While traditional television sets (receivers) will require consumers to acquire set-top boxes (or to buy complete integrated digital TVs) to receive the digital television signal, digital radio broadcasting will require listeners to completely replace their radios, which would result in a total dislocation of communication between the nation and its broadcasters, including government-controlled state broadcasting. Analogue radio broadcasting will, therefore, remain the main system of radio communication for years to come.
It is therefore important to understand Zimbabwe’s analogue radio frequency broadcasting capacity and to challenge all the laws that restrict the full, fair and equitable allocation and exploitation of this national public resource.
Digital broadcasting – both television and radio – will simply massively expand Zimbabweans’ opportunities to exercise their constitutional rights to establish radio and television broadcasting stations and therefore expand citizens’ ability to access an even wider variety of sources of information and entertainment.
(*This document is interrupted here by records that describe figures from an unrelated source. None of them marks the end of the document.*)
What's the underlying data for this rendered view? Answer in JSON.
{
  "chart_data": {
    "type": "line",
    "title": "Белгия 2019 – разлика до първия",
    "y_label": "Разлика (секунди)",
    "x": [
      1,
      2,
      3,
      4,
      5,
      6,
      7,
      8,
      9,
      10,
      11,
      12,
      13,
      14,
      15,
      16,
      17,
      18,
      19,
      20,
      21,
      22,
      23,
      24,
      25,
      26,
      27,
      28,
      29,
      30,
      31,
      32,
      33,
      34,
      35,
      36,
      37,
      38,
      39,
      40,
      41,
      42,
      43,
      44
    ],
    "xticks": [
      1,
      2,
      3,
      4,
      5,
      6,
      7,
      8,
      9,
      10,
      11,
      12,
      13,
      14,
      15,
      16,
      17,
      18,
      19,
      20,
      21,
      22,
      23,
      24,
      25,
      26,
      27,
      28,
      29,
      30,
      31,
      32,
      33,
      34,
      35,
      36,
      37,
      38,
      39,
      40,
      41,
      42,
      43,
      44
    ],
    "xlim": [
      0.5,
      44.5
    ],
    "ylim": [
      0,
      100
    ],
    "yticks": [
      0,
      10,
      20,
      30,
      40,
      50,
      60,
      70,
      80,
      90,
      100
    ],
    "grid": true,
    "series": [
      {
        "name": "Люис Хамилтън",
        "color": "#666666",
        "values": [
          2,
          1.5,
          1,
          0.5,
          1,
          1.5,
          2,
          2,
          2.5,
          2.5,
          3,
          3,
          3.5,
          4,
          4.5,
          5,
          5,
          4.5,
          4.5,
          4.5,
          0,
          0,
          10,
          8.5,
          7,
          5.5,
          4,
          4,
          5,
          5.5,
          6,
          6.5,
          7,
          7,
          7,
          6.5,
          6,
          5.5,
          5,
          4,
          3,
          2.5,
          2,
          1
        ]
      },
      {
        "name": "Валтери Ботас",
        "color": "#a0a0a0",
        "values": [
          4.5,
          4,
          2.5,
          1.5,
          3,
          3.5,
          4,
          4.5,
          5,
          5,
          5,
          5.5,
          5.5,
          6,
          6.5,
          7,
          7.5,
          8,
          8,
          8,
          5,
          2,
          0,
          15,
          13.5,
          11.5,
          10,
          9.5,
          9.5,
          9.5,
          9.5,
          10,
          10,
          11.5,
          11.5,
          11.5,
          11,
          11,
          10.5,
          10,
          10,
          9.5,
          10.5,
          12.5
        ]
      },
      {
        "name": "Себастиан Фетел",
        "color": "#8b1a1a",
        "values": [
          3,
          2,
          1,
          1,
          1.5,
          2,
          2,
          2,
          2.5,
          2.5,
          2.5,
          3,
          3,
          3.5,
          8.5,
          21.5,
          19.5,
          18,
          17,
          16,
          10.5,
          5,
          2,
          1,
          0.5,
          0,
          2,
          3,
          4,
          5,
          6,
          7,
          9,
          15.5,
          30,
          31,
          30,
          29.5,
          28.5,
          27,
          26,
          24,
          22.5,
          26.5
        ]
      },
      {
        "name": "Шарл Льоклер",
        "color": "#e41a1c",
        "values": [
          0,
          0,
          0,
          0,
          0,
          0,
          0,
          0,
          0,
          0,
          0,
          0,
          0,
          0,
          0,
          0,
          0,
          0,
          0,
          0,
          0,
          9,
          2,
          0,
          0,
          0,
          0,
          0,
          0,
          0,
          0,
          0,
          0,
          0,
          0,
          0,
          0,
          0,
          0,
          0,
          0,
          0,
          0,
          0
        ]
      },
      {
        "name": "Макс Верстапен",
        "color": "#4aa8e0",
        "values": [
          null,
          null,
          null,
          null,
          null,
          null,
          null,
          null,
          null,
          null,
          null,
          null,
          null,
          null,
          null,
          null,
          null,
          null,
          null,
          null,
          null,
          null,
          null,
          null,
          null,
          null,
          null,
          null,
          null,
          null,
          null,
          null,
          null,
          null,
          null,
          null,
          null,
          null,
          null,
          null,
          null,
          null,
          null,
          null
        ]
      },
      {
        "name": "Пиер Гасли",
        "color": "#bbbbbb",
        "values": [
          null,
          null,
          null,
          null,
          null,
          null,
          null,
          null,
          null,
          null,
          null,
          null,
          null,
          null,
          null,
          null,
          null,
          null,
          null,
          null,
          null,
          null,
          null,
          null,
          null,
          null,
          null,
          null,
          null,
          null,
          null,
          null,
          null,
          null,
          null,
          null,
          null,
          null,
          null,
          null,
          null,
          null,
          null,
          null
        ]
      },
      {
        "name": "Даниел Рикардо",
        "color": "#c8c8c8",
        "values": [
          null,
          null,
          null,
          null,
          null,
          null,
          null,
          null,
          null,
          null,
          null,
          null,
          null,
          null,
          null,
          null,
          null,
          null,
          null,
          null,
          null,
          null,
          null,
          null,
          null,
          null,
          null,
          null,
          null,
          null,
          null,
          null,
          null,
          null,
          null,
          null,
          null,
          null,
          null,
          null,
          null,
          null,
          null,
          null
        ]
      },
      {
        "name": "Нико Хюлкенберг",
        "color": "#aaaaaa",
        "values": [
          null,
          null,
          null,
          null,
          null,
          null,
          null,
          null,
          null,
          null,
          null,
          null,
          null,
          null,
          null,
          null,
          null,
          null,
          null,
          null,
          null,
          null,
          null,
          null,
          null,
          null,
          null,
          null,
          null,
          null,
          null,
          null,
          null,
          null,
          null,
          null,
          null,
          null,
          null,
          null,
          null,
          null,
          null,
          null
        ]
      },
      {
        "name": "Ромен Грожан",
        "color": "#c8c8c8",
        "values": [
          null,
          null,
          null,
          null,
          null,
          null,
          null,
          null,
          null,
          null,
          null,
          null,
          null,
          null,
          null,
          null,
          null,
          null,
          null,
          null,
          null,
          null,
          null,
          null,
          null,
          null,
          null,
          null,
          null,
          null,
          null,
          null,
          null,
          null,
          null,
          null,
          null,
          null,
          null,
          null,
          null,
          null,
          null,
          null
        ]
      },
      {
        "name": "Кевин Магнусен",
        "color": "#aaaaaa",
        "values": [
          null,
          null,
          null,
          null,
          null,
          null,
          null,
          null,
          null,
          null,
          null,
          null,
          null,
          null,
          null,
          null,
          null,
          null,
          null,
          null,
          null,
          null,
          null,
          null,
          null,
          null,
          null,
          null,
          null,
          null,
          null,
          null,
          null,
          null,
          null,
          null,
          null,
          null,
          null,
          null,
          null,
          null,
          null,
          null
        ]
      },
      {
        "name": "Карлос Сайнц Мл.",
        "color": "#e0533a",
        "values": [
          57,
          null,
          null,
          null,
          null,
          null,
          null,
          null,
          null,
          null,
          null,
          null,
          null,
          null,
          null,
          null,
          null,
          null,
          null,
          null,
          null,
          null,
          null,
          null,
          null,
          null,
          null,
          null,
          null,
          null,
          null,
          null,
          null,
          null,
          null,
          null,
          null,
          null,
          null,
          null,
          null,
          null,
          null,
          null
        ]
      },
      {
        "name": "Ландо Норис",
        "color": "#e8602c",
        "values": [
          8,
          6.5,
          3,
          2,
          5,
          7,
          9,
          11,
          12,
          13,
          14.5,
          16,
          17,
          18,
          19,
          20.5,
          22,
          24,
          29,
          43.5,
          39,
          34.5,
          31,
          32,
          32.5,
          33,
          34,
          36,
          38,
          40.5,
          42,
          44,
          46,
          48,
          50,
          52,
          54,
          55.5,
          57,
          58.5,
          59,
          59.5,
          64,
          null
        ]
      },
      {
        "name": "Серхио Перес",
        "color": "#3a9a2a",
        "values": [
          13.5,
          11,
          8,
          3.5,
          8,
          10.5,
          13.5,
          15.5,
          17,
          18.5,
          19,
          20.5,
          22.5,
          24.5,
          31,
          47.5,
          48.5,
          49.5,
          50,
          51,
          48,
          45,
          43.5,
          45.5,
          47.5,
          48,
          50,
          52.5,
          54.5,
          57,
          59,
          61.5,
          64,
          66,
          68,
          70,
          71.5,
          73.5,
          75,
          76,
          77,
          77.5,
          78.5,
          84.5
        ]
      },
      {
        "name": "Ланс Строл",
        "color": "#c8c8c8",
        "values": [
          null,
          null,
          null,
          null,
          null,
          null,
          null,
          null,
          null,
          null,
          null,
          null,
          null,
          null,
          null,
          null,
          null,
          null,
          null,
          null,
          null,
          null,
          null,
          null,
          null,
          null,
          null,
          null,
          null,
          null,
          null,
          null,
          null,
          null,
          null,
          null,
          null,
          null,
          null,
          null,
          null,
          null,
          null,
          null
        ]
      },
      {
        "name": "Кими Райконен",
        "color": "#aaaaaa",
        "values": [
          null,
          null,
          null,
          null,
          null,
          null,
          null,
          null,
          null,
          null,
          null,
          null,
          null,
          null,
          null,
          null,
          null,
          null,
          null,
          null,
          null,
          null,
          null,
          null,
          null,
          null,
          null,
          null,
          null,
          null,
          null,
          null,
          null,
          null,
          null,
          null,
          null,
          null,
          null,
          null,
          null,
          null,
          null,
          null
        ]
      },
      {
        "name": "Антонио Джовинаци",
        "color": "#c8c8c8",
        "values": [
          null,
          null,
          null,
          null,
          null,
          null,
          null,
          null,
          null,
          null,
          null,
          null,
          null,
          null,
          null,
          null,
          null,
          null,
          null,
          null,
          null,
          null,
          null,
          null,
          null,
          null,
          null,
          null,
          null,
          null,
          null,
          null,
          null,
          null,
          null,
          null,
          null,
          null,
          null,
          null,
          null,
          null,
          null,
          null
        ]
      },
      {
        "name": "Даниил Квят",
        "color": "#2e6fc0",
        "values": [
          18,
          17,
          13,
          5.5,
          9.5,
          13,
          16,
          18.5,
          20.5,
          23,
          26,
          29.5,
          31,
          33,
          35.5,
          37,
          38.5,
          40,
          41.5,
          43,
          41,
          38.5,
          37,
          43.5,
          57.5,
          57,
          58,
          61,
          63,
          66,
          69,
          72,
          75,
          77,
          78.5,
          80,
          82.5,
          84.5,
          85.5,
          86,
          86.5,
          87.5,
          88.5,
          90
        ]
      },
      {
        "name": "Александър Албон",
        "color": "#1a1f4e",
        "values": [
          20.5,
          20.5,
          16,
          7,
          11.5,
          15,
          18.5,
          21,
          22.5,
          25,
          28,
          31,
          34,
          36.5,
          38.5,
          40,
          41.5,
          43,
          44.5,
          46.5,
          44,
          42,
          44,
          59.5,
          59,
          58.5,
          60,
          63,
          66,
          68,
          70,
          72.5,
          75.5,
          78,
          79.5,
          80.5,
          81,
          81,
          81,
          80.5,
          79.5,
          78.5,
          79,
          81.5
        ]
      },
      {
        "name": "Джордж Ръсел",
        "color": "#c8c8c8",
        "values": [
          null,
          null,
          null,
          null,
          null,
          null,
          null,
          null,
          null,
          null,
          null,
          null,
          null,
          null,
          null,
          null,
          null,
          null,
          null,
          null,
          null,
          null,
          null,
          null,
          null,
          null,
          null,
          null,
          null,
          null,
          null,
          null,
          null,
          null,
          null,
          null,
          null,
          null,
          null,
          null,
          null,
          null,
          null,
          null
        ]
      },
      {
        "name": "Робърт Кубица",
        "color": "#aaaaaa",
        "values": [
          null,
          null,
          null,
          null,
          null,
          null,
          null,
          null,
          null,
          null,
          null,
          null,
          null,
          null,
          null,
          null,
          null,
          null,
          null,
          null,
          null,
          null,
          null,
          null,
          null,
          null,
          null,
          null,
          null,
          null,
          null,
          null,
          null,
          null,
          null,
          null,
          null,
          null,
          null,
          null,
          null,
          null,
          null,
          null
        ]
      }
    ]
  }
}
But this will not happen without extensive reforms of the laws governing broadcasting activities – including the proposed legislation masquerading as media reforms.
The current system of restricted and selective licensing and channel allocation to broadcasters with links to the ruling party must be brought to an end and replaced with a fair and equitable allocation of the remaining frequency spectrum to all aspiring broadcasters by a genuinely independent broadcasting regulatory authority.
If broadcasting channels can be fully and equitably utilised by a wide variety of broadcasting service providers under both the analogue system of broadcasting and in the coming digital migration, in accordance with the provisions of the Constitution (Sections 61 & 62), Zimbabwe will experience a rapid expansion and growing diversity of voices to be heard in the broadcasting sector, leading to real and significant improvement in citizens’ access to information and freedom of expression. Such a scenario will also serve as a powerful engine for economic development all over the country. But will it remain just another broken dream?